Whether a weaponized Frey effect device has been developed and deployed is not established in any publicly available document. The physics required to build one are straightforward. The effect was documented in 1962. Sixty years of classified military research have occurred since then. What that research produced has not been disclosed.

The 2020 National Academies Finding

When the National Academies of Sciences, Engineering, and Medicine assessed Havana Syndrome in 2020, they identified pulsed radio frequency energy as the most plausible explanation for the reported symptoms. The Frey effect is the mechanism by which pulsed radio frequency energy produces the specific symptom profile described by affected personnel: sudden onset of pressure in the head, perception of sound with no identifiable source, and immediate cognitive disruption.

The Havana Syndrome patients described hearing a sound that seemed to come from a specific direction and stopped when they moved away from a particular location. That directionality and location-specificity are consistent with a focused beam source. The Frey effect, produced by a directed beam, would present exactly that way to the person experiencing it.

The National Academies did not identify a specific device or a specific perpetrator. They identified a mechanism that had been documented in peer-reviewed literature since 1962, that had been the subject of classified military research since shortly after that publication, and that matched the symptom profile of over 1,000 US government personnel injured across 90 countries over a period of years.

What the Discoverer Said About What Was Done With His Work

Allan Frey gave interviews in the years following the Havana Syndrome disclosures in which he described his understanding of how his research had been used. He stated that the effect he documented in 1962 was sufficient to explain the Havana Syndrome symptoms.
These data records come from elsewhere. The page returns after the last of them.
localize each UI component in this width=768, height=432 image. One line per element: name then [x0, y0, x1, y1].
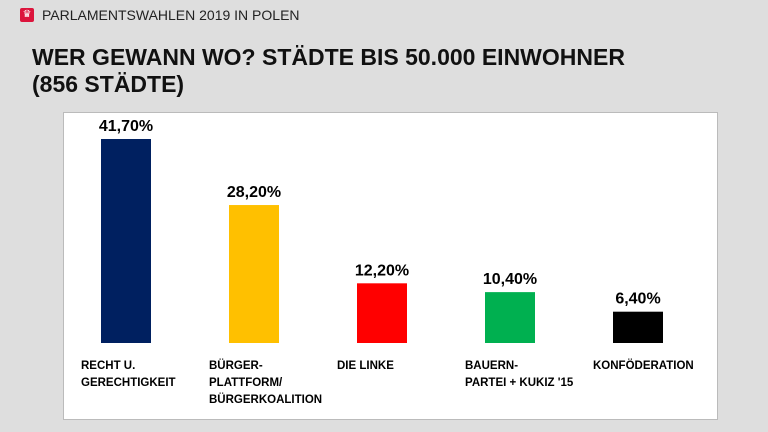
- category-label: PLATTFORM/: [209, 377, 283, 389]
- title-line-2: (856 STÄDTE): [32, 71, 185, 97]
- category-label: PARTEI + KUKIZ '15: [465, 377, 574, 389]
- chart-area: [63, 112, 718, 420]
- category-label: RECHT U.: [81, 360, 135, 372]
- bar: [613, 311, 663, 343]
- title-line-1: WER GEWANN WO? STÄDTE BIS 50.000 EINWOHN…: [32, 44, 625, 70]
- bar: [101, 139, 151, 343]
- data-label: 10,40%: [483, 271, 537, 288]
- data-label: 12,20%: [355, 262, 409, 279]
- data-label: 28,20%: [227, 184, 281, 201]
- category-label: DIE LINKE: [337, 360, 394, 372]
- presentation-subtitle: PARLAMENTSWAHLEN 2019 IN POLEN: [42, 7, 300, 23]
- category-label: BÜRGERKOALITION: [209, 393, 322, 406]
- data-label: 6,40%: [615, 291, 660, 308]
- data-label: 41,70%: [99, 118, 153, 135]
- bar: [229, 205, 279, 343]
- category-label: KONFÖDERATION: [593, 359, 694, 372]
- category-label: GERECHTIGKEIT: [81, 377, 176, 389]
- bar: [485, 292, 535, 343]
- header-bar: ♛ PARLAMENTSWAHLEN 2019 IN POLEN: [20, 7, 300, 23]
- slide-title: WER GEWANN WO? STÄDTE BIS 50.000 EINWOHN…: [32, 44, 732, 98]
- category-label: BAUERN-: [465, 360, 518, 372]
- bar: [357, 283, 407, 343]
- polish-eagle-icon: ♛: [20, 8, 34, 22]
- category-label: BÜRGER-: [209, 359, 263, 372]
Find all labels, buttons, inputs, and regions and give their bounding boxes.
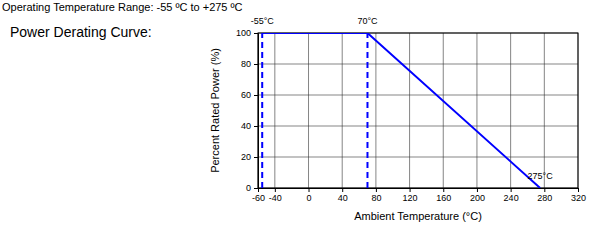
tick: 200	[470, 188, 485, 203]
grid-line-x	[274, 33, 275, 188]
tick: -40	[269, 188, 282, 203]
axis-line	[259, 189, 579, 193]
tick-mark	[254, 64, 258, 65]
grid-line-y	[258, 95, 578, 96]
tick-mark	[254, 95, 258, 96]
tick-mark	[254, 188, 258, 189]
y-axis: 0 20 40 60 80 100	[236, 28, 259, 193]
derating-line	[262, 33, 540, 188]
tick-label: 80	[371, 193, 381, 203]
annotation: 275°C	[528, 171, 554, 181]
tick-mark	[309, 188, 310, 192]
grid-line-x	[443, 33, 444, 188]
tick: 40	[241, 121, 258, 131]
tick: 0	[307, 188, 312, 203]
tick: 240	[504, 188, 519, 203]
tick-label: 80	[241, 59, 251, 69]
tick-label: 280	[537, 193, 552, 203]
tick-mark	[511, 188, 512, 192]
grid-line-x	[476, 33, 477, 188]
tick-label: 240	[504, 193, 519, 203]
annotation: -55°C	[251, 16, 275, 26]
grid-line-y	[258, 126, 578, 127]
tick-label: 0	[307, 193, 312, 203]
annotation: 70°C	[357, 16, 378, 26]
tick-mark	[578, 188, 579, 192]
tick-label: 20	[241, 152, 251, 162]
tick: 160	[436, 188, 451, 203]
plot-frame	[258, 33, 578, 188]
tick: 100	[236, 28, 258, 38]
tick: 320	[571, 188, 586, 203]
grid-line-y	[258, 64, 578, 65]
marks	[262, 33, 540, 188]
tick: 80	[371, 188, 381, 203]
tick-label: 200	[470, 193, 485, 203]
tick: 40	[338, 188, 348, 203]
tick-label: -40	[269, 193, 282, 203]
tick-label: 0	[246, 183, 251, 193]
tick-mark	[254, 33, 258, 34]
tick-mark	[376, 188, 377, 192]
tick-mark	[254, 157, 258, 158]
tick-label: 320	[571, 193, 586, 203]
tick: -60	[252, 188, 265, 203]
tick-mark	[477, 188, 478, 192]
axis-line	[254, 34, 259, 189]
tick-label: 40	[241, 121, 251, 131]
grid	[258, 33, 578, 188]
tick-mark	[410, 188, 411, 192]
tick-label: -60	[252, 193, 265, 203]
x-axis: -60 -40 0 40 80 120 160 200 240 280 320	[252, 188, 586, 203]
grid-line-x	[342, 33, 343, 188]
grid-line-x	[409, 33, 410, 188]
tick: 80	[241, 59, 258, 69]
tick: 120	[403, 188, 418, 203]
grid-line-x	[544, 33, 545, 188]
title: Power Derating Curve:	[10, 24, 152, 40]
tick-mark	[275, 188, 276, 192]
grid-line-y	[258, 157, 578, 158]
tick: 0	[246, 183, 258, 193]
tick-label: 60	[241, 90, 251, 100]
tick-mark	[443, 188, 444, 192]
tick-mark	[342, 188, 343, 192]
grid-line-x	[375, 33, 376, 188]
reference-line	[366, 33, 368, 188]
tick-mark	[254, 126, 258, 127]
tick: 60	[241, 90, 258, 100]
subtitle: Operating Temperature Range: -55 ºC to +…	[2, 1, 243, 13]
tick-label: 160	[436, 193, 451, 203]
x-axis-title: Ambient Temperature (°C)	[354, 210, 482, 222]
tick-label: 120	[403, 193, 418, 203]
tick-label: 40	[338, 193, 348, 203]
tick-label: 100	[236, 28, 251, 38]
y-axis-title: Percent Rated Power (%)	[209, 48, 221, 173]
tick: 20	[241, 152, 258, 162]
reference-line	[261, 33, 263, 188]
grid-line-x	[510, 33, 511, 188]
tick-mark	[544, 188, 545, 192]
grid-line-x	[308, 33, 309, 188]
tick: 280	[537, 188, 552, 203]
chart: Operating Temperature Range: -55 ºC to +…	[0, 0, 596, 228]
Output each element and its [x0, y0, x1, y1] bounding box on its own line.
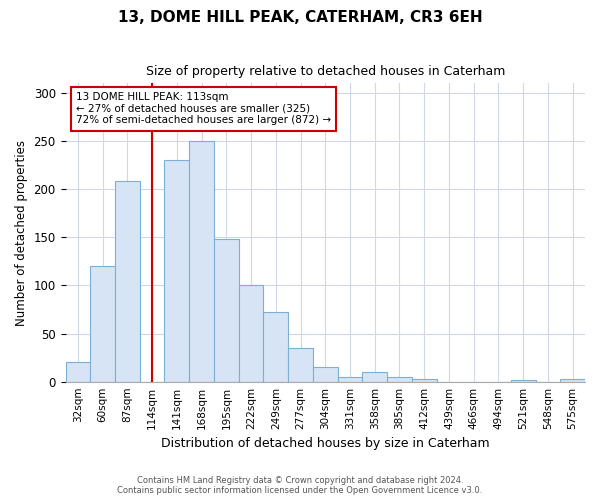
- Text: 13 DOME HILL PEAK: 113sqm
← 27% of detached houses are smaller (325)
72% of semi: 13 DOME HILL PEAK: 113sqm ← 27% of detac…: [76, 92, 331, 126]
- Bar: [65, 362, 90, 382]
- Y-axis label: Number of detached properties: Number of detached properties: [15, 140, 28, 326]
- Bar: [338, 377, 362, 382]
- Bar: [239, 286, 263, 382]
- Bar: [313, 367, 338, 382]
- Bar: [362, 372, 387, 382]
- Title: Size of property relative to detached houses in Caterham: Size of property relative to detached ho…: [146, 65, 505, 78]
- Bar: [288, 348, 313, 382]
- Bar: [511, 380, 536, 382]
- Bar: [189, 141, 214, 382]
- Bar: [115, 182, 140, 382]
- Bar: [387, 377, 412, 382]
- Bar: [164, 160, 189, 382]
- Bar: [90, 266, 115, 382]
- Bar: [412, 379, 437, 382]
- Bar: [560, 379, 585, 382]
- Bar: [263, 312, 288, 382]
- Text: Contains HM Land Registry data © Crown copyright and database right 2024.
Contai: Contains HM Land Registry data © Crown c…: [118, 476, 482, 495]
- Text: 13, DOME HILL PEAK, CATERHAM, CR3 6EH: 13, DOME HILL PEAK, CATERHAM, CR3 6EH: [118, 10, 482, 25]
- Bar: [214, 239, 239, 382]
- X-axis label: Distribution of detached houses by size in Caterham: Distribution of detached houses by size …: [161, 437, 490, 450]
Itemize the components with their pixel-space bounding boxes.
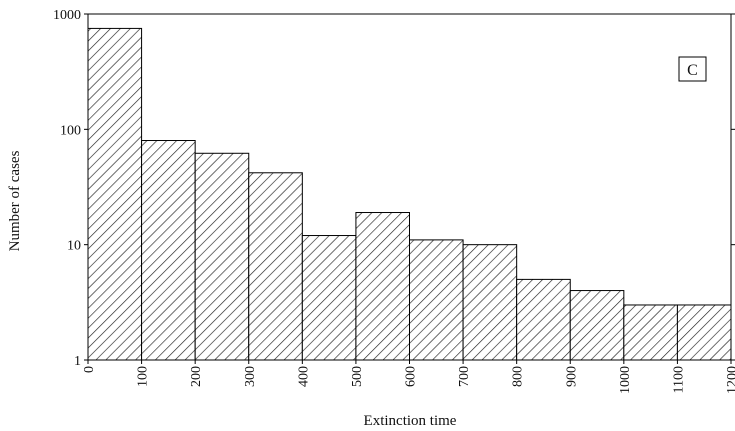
panel-label-box bbox=[678, 56, 707, 82]
x-tick-label: 1200 bbox=[725, 366, 735, 394]
y-tick-label: 1 bbox=[74, 354, 81, 369]
panel-label: C bbox=[678, 56, 707, 82]
panel-label-text: C bbox=[687, 62, 698, 79]
bar bbox=[462, 244, 518, 361]
x-tick-label: 100 bbox=[136, 366, 151, 387]
x-tick-label: 900 bbox=[564, 366, 579, 387]
bar bbox=[623, 304, 678, 361]
x-tick-label: 400 bbox=[296, 366, 311, 387]
bar bbox=[87, 27, 143, 361]
x-tick-label: 0 bbox=[82, 366, 97, 373]
y-axis-title: Number of cases bbox=[7, 150, 23, 251]
x-tick-label: 800 bbox=[511, 366, 526, 387]
bar bbox=[409, 239, 464, 361]
y-tick-label: 1000 bbox=[53, 8, 81, 23]
x-tick-label: 600 bbox=[404, 366, 419, 387]
bar bbox=[141, 140, 196, 361]
bar bbox=[194, 152, 250, 361]
axes-layer: 1 10 100 1000 0 100 200 300 400 500 600 700 800 900 10… bbox=[53, 8, 735, 394]
y-tick-label: 10 bbox=[67, 239, 81, 254]
bar bbox=[355, 212, 410, 361]
bar bbox=[248, 172, 303, 361]
x-tick-label: 700 bbox=[457, 366, 472, 387]
x-tick-label: 200 bbox=[189, 366, 204, 387]
x-tick-label: 1000 bbox=[618, 366, 633, 394]
x-tick-label: 500 bbox=[350, 366, 365, 387]
bar bbox=[516, 278, 571, 361]
y-tick-label: 100 bbox=[60, 123, 81, 138]
x-tick-label: 1100 bbox=[671, 366, 686, 393]
x-axis-title: Extinction time bbox=[364, 413, 457, 429]
bars-layer bbox=[87, 27, 732, 361]
x-tick-label: 300 bbox=[243, 366, 258, 387]
bar bbox=[569, 290, 625, 361]
bar bbox=[301, 235, 357, 361]
bar bbox=[676, 304, 732, 361]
He stated that the technology required to produce those symptoms had existed for decades. He described his experience of having research results classified before publication and his frustration at not being able to discuss specific findings.

Frey died in 2021. The classified research conducted under the programs he contributed to has not been released. The full scope of what military research on the Frey effect produced between 1962 and the present is not in the public record.


A biophysicist published a paper in 1962 describing a real, reproducible phenomenon: pulsed microwaves produce sound inside the human head without going through the ear. The military classified subsequent research on the effect almost immediately. Sixty years passed. Over 1,000 US government personnel reported hearing unexplained sounds accompanied by pressure, disorientation, and neurological injury. The National Academies identified the 1962 mechanism as the most plausible explanation. The research conducted on that mechanism in the intervening six decades is not in the public record.